A few pairs of animals have been separated, and can be reunited by using the boxes that would otherwise be used for the level’s puzzle to make a temporary path for one animal to walk across, Lemmings-style (though they do stop when they reach the end of a path, thankfully). These puzzles are completely optional, though they do unlock trophies if completed. They also serve as a way to think about using some of the boxes with extra attributes, such as fans, in creative ways.
The story-progressing puzzles are fairly challenging, but most will only take a few minutes to complete. While there is no set solution for any given puzzle, most will be completed in a general way, such as stacking two boxes in order to stand on a fan-equipped box that is hovering due to being flipped upside down, which is otherwise too high to get to normally. A lot of the puzzles require players to remember that after obtaining a special staff partway into the adventure, blocks can be moved remotely. This opens up some interesting solutions, and results in some nice “aha!” moments.
Those “aha!” moments aren’t too rare, as there are a good handful of levels to complete. There’s even some puzzles that play with light and shadows towards the end. But just as a new type of box gets introduced, and just as the puzzles start to really get the noggin thinking, the adventure is over. Most players will finish Solo: Islands of the Heart in 4-6 hours, and many in much less time than that. It’s a shame, because the mixture of different boxes could have led to some much more involved puzzles. Perhaps a level editor would have helped things, but that would likely have prohibitively increased development time and resources required of the small team.
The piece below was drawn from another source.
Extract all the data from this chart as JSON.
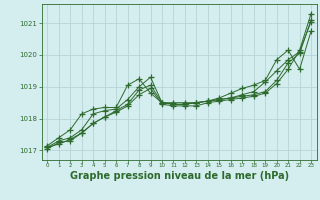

The Unity Engine runs things in Solo, and since the most action in this game involves Diglett-type animals burrowing towards or away from the player, it is a good engine choice. Generally, things run smoothly, though occasionally the player character can be difficult to maneuver subtly when scaling up walls on blocks. Some visual effects do occasionally seem to load without textures, though the issue is never as bad as in a certain notoriously terrible game that shall not be named.
Solo: Islands of the Heart Review - A Little Love Analysis (PS4) | PSLS
More Like an Online Quiz
The end of the game gives you a summary of the choices you made, and then a short analysis of what this means for your style of giving and receiving love. From my experience, it was fairly accurate when I answered honestly. On the other hand, because only a dozen or so questions were asked, the analysis ended up feeling like an online quiz, as it lacked any real authority on the subject.
Solo: Islands of the Heart is perhaps the most introspective game to release this year. The gameplay may not have much to do with the story, but the puzzles are decent roadblocks on the journey. The whole adventure will only take most gamers 4-6 hours to complete, and while that may feel like enough for the price ($19.99) for some, just as the puzzles start to get more challenging, the game is over. Fans of puzzle games may want to check out Solo: Islands of the Heart, but those who are expecting a major challenge will probably want to look elsewhere.